We predict that the newer IVM sites will exhibit directional change in the bee communities over time (in addition to seasonal changes) as these sites are undergoing rapid ecological succession. Results of the Canonical Correspondence Analysis showed differences between all site types, with the first CCA axis clearly separating sites managed for the longest time (IVM_old) from the others (CCA randomization test, p < 0.001), and the second axis separating IVM_new from mowed Control sites. When performed by year, the separation of IVM_new from Control sites was much clearer in 2012 than 2011 (Fig. 4a, b), as predicted by the hypothesis of rapid initial divergence through succession. Repeating the analyses of richness and abundance data from Hypothesis 1, but using data only from 2011, the significant predictors were the same as for both years combined, except that there was no longer a significant interaction between month and treatment in predicting richness, likely because the effect of treatment itself on richness was now negligible. Treatment still affected bee abundance (F6,101 = 17.4; p ≪ 0.0001). In 2012, month was again a significant predictor of richness (F2,110 = 29.5, p ≪ 0.0001) and abundance (F2,110 = 27.193, p ≪ 0.0001), but this time so was treatment, with IVM sites hosting greater numbers of species (F2,110 = 6.96, p = 0.00144) and individuals (F2,110 = 6.52, p = 0.00213). There were no significant interactions between month and treatment. It seems likely that changes in the IVM_new sites were driving this pattern, as we would expect IVM_old to be in a much less dynamic state (having been managed with IVM for many decades). To explore this idea, we combined the data across months to calculate total richness and abundance by transect for each year. This time performing a 1-way GLM ANOVA separately for 2011 and 2012, we saw that the small differences in richness and abundance between treatments and controls apparent in 2011 became significant only in 2012 (2011 Richness: F1,14 = 0.103, p = 0.753; 2012 Richness: F1,14 = 6.876, p = 0.019; 2011 Abundance: F1,15 = 0.319, p = 0.5812; 2012 Abundance: F1,15 = 7.545, p = 0.015). Taken together, these results show a progressive divergence of bee communities once IVM treatment begins, with increases in both richness and abundance detectable after 2 years.
Fig. 4

Graphical results of the Canonical Correspondence Analysis on bee species collected in Maryland by treatment type in 2011 (a) 2012 (b). Each symbol is data from a single site and symbol type (circle, triangle, star) represents treatment type. IVM_new refers to sites for which integrated vegetation management had been implemented in 2009. IVM_old refers to sites for which integrated vegetation management had been in place for over three decades. Control refers to sites under standard company management, in this case, annual mowing. Although statistically significant in both cases (p < 0.001), the degree of overlap across the axes appears to decrease between 2011 and 2012, illustrating the divergence of the Control and IVM_new sites

Trait correlations

Associations between species traits as quantified by Cramér’s V ranged from 0.133 (nest preference and specialization), which is very low, to 0.45 (specialization and body size), which is moderate (all values are shown in Supplemental Materials: Appendix 3). In fact, the relatively moderate but consistent association between body size and other traits is typical of data from across the animal kingdom (Peters 1983), but none of the associations here were strong enough to make a trait redundant.

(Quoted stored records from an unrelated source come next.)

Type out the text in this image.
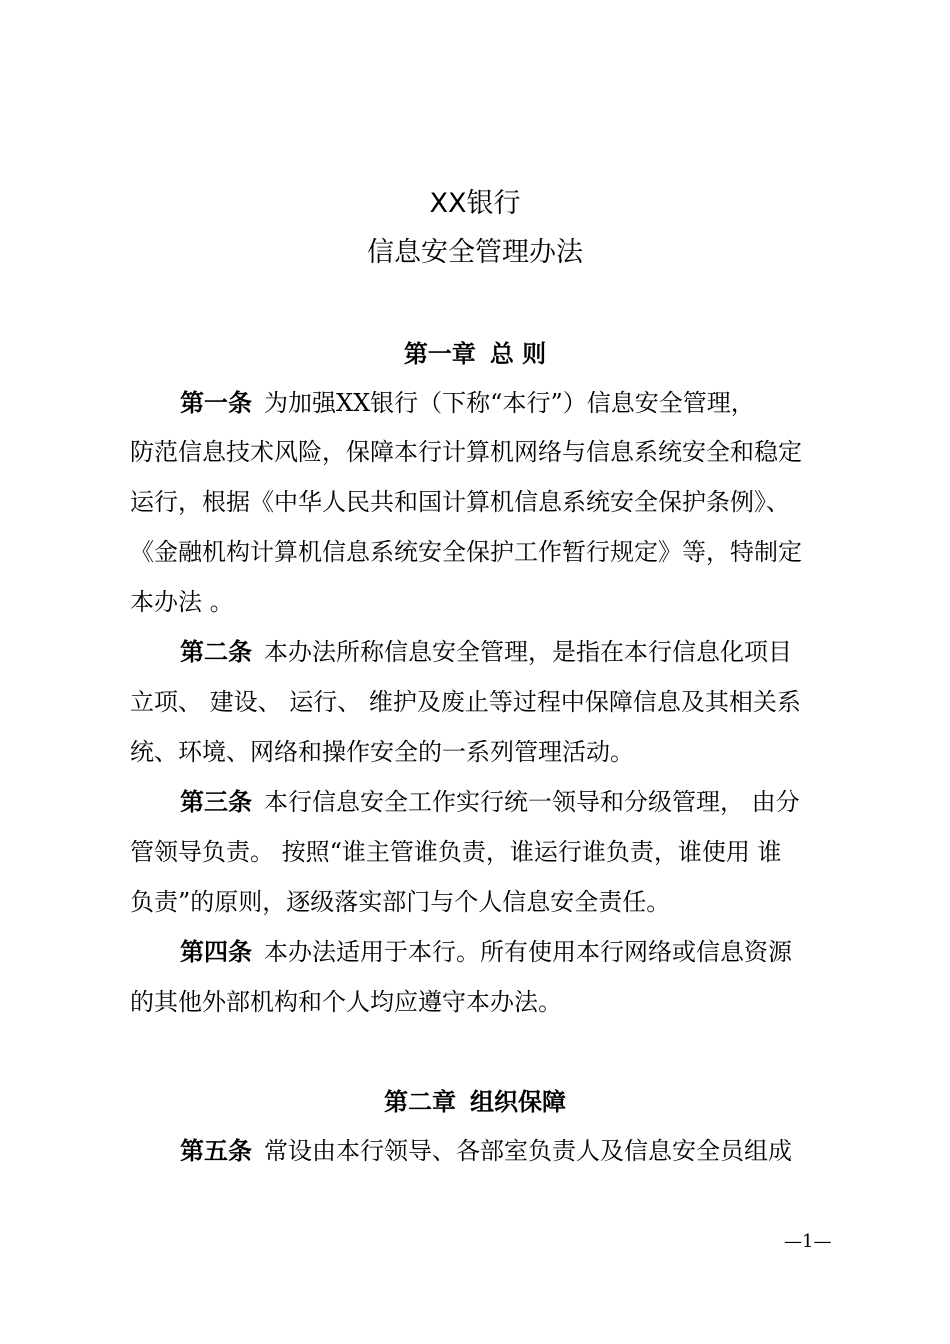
XX银行
信息安全管理办法
第一章 总 则

第一条 为加强XX银行（下称“本行”）信息安全管理，

防范信息技术风险，保障本行计算机网络与信息系统安全和稳定

运行，根据《中华人民共和国计算机信息系统安全保护条例》、

《金融机构计算机信息系统安全保护工作暂行规定》等，特制定

本办法 。

第二条 本办法所称信息安全管理，是指在本行信息化项目

立项、 建设、 运行、 维护及废止等过程中保障信息及其相关系

统、环境、网络和操作安全的一系列管理活动。

第三条 本行信息安全工作实行统一领导和分级管理， 由分

管领导负责。 按照“谁主管谁负责，谁运行谁负责，谁使用 谁

负责”的原则，逐级落实部门与个人信息安全责任。

第四条 本办法适用于本行。所有使用本行网络或信息资源

的其他外部机构和个人均应遵守本办法。

第二章 组织保障

第五条 常设由本行领导、各部室负责人及信息安全员组成

—1—
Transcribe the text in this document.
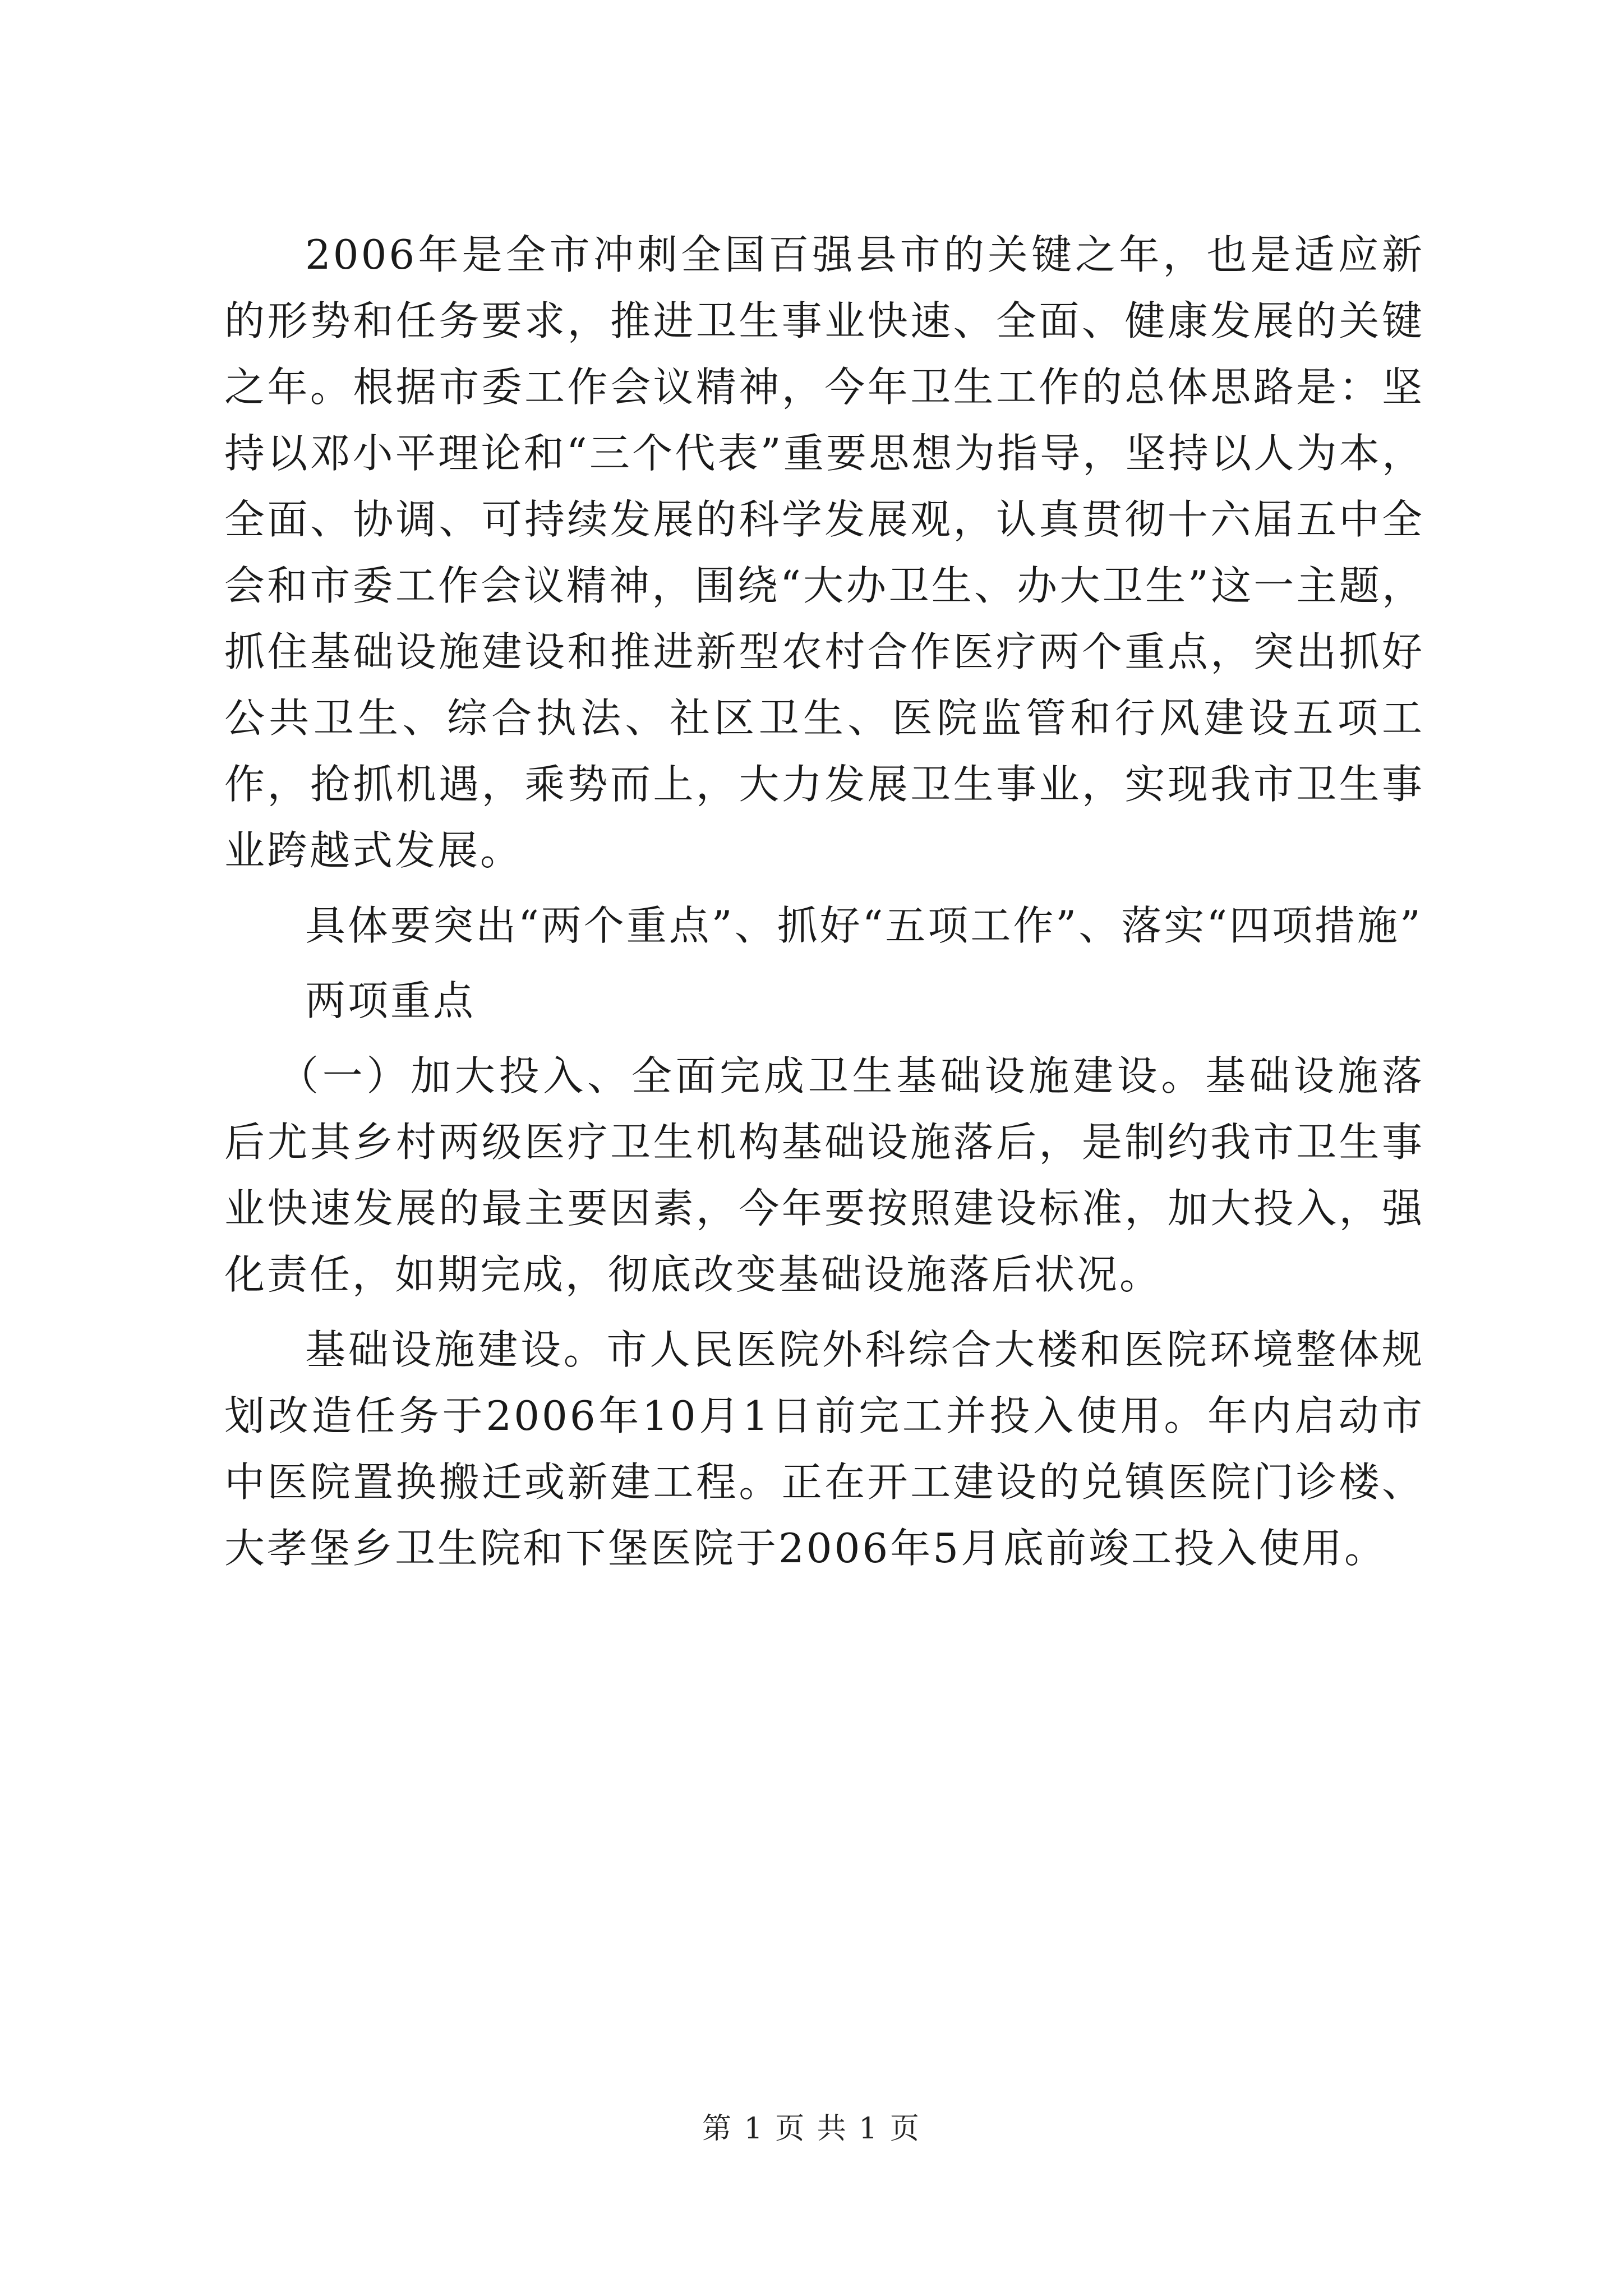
2006年是全市冲刺全国百强县市的关键之年，也是适应新的形势和任务要求，推进卫生事业快速、全面、健康发展的关键之年。根据市委工作会议精神，今年卫生工作的总体思路是：坚持以邓小平理论和“三个代表”重要思想为指导，坚持以人为本，全面、协调、可持续发展的科学发展观，认真贯彻十六届五中全会和市委工作会议精神，围绕“大办卫生、办大卫生”这一主题，抓住基础设施建设和推进新型农村合作医疗两个重点，突出抓好公共卫生、综合执法、社区卫生、医院监管和行风建设五项工作，抢抓机遇，乘势而上，大力发展卫生事业，实现我市卫生事业跨越式发展。

具体要突出“两个重点”、抓好“五项工作”、落实“四项措施”

两项重点

（一）加大投入、全面完成卫生基础设施建设。基础设施落后尤其乡村两级医疗卫生机构基础设施落后，是制约我市卫生事业快速发展的最主要因素，今年要按照建设标准，加大投入，强化责任，如期完成，彻底改变基础设施落后状况。

基础设施建设。市人民医院外科综合大楼和医院环境整体规划改造任务于2006年10月1日前完工并投入使用。年内启动市中医院置换搬迁或新建工程。正在开工建设的兑镇医院门诊楼、大孝堡乡卫生院和下堡医院于2006年5月底前竣工投入使用。

第 1 页 共 1 页
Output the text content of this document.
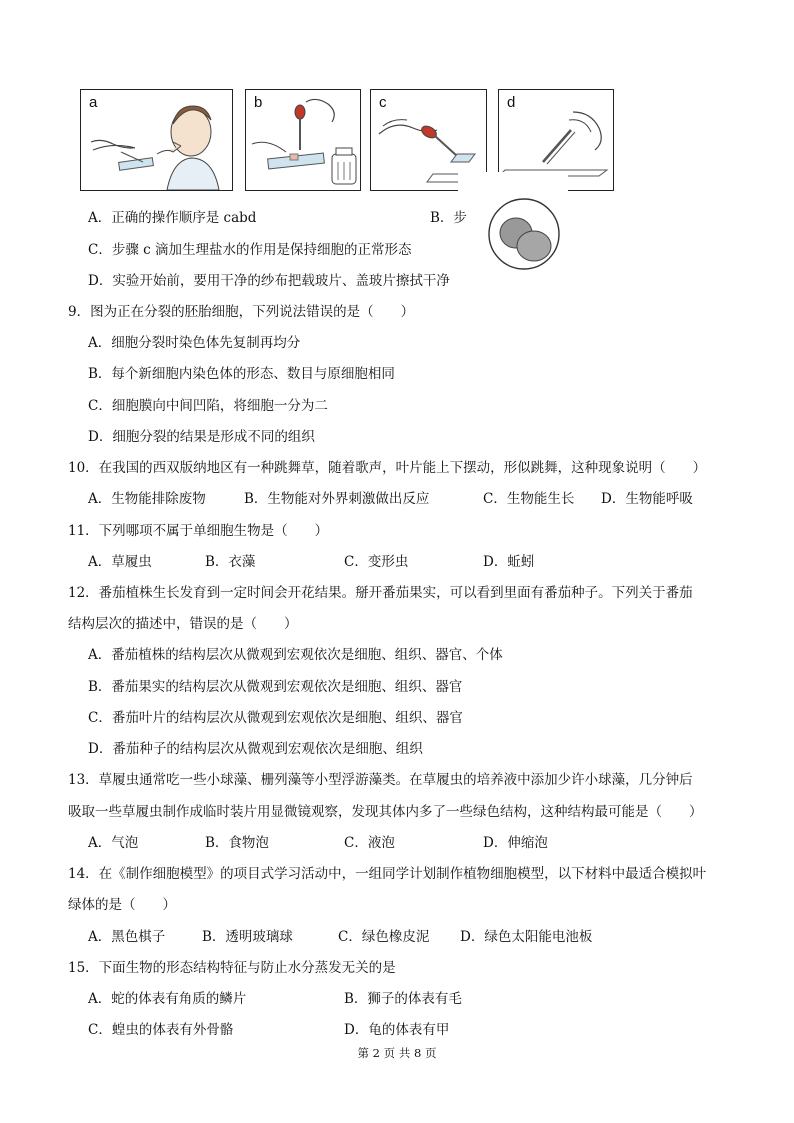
a	b	c	d
A．正确的操作顺序是 cabd	B．步
C．步骤 c 滴加生理盐水的作用是保持细胞的正常形态
D．实验开始前，要用干净的纱布把载玻片、盖玻片擦拭干净
9．图为正在分裂的胚胎细胞，下列说法错误的是（　　）
A．细胞分裂时染色体先复制再均分
B．每个新细胞内染色体的形态、数目与原细胞相同
C．细胞膜向中间凹陷，将细胞一分为二
D．细胞分裂的结果是形成不同的组织
10．在我国的西双版纳地区有一种跳舞草，随着歌声，叶片能上下摆动，形似跳舞，这种现象说明（　　）
A．生物能排除废物	B．生物能对外界刺激做出反应	C．生物能生长 D．生物能呼吸
11．下列哪项不属于单细胞生物是（　　）
A．草履虫	B．衣藻	C．变形虫	D．蚯蚓
12．番茄植株生长发育到一定时间会开花结果。掰开番茄果实，可以看到里面有番茄种子。下列关于番茄
结构层次的描述中，错误的是（　　）
A．番茄植株的结构层次从微观到宏观依次是细胞、组织、器官、个体
B．番茄果实的结构层次从微观到宏观依次是细胞、组织、器官
C．番茄叶片的结构层次从微观到宏观依次是细胞、组织、器官
D．番茄种子的结构层次从微观到宏观依次是细胞、组织
13．草履虫通常吃一些小球藻、栅列藻等小型浮游藻类。在草履虫的培养液中添加少许小球藻，几分钟后
吸取一些草履虫制作成临时装片用显微镜观察，发现其体内多了一些绿色结构，这种结构最可能是（　　）
A．气泡	B．食物泡	C．液泡	D．伸缩泡
14．在《制作细胞模型》的项目式学习活动中，一组同学计划制作植物细胞模型，以下材料中最适合模拟叶
绿体的是（　　）
A．黑色棋子	B．透明玻璃球	C．绿色橡皮泥 D．绿色太阳能电池板
15．下面生物的形态结构特征与防止水分蒸发无关的是
A．蛇的体表有角质的鳞片	B．狮子的体表有毛
C．蝗虫的体表有外骨骼	D．龟的体表有甲
第 2 页 共 8 页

The method in which vegetation under transmission lines is managed clearly impacts the resident bee communities. In areas that have been managed in an integrated way—with topping of tall vegetation and selective extraction of tall growing species and problematic invasive species—richness of wild bees is higher and bees are more abundant (Fig. 1). Clearly, when IVM is practiced in the long run, as it has been in the Patuxent Wildlife Research Center, the bee community flourishes and includes rare and unique species, as well as species that make use of the greater diversity of nesting habitats available (Fig. 4). Russell and colleagues (2005) demonstrated that these areas had higher bee richness than mowed areas on the reserve itself, though the mowed areas were not directly comparable due to the fact that they were not part of the easement. The study detailed here complements this work by showing that the IVM-managed sites on PWRC do, in fact, provide superior habitat for wild bees compared with other nearby easements managed with the more traditional method of episodic mowing.

Interestingly, even after a few years of alternative management, changes in the bee communities become statistically significant as the vegetation begins to diverge from those areas managed through episodic mowing. Analyses show that these areas are diverging from control sites (mowed areas) in terms of richness, abundance and species identity (Fig. 4). This is likely due to the combined effect of an increase in floral diversity and abundance, as well as an increase in potential nesting habitat. Lonsdorf and colleagues (2009), in developing their model of pollination services across agricultural landscapes, found that their model’s predictions depended largely on the availability of nesting and floral resources. Although it was beyond the scope of this study to quantify floral abundance throughout the season beyond anecdotal observations, other studies have shown a significant correlation between bee and plant diversity (Ebeling et al. 2008, 2012; Frund et al. 2010; Potts et al. 2003) therefore we expect that floral resources are a likely contributor to the high diversity of bees found at the IVM sites. Less well documented is the significance of nesting substrate diversity as a determinant of bee species richness. A study by Steffan-Dewenter and Schiele (2008) comes the closest to demonstrating nest-site limitation in a population of a solitary bee, Osmia rufa (now synonymized with O. bicornis), but community-level studies of this nature have yet to be carried out. However, those relating potential nest site availability to bee richness have found similar evidence for bottom-up influences on community structure (Grundel et al. 2010; Potts et al. 2005).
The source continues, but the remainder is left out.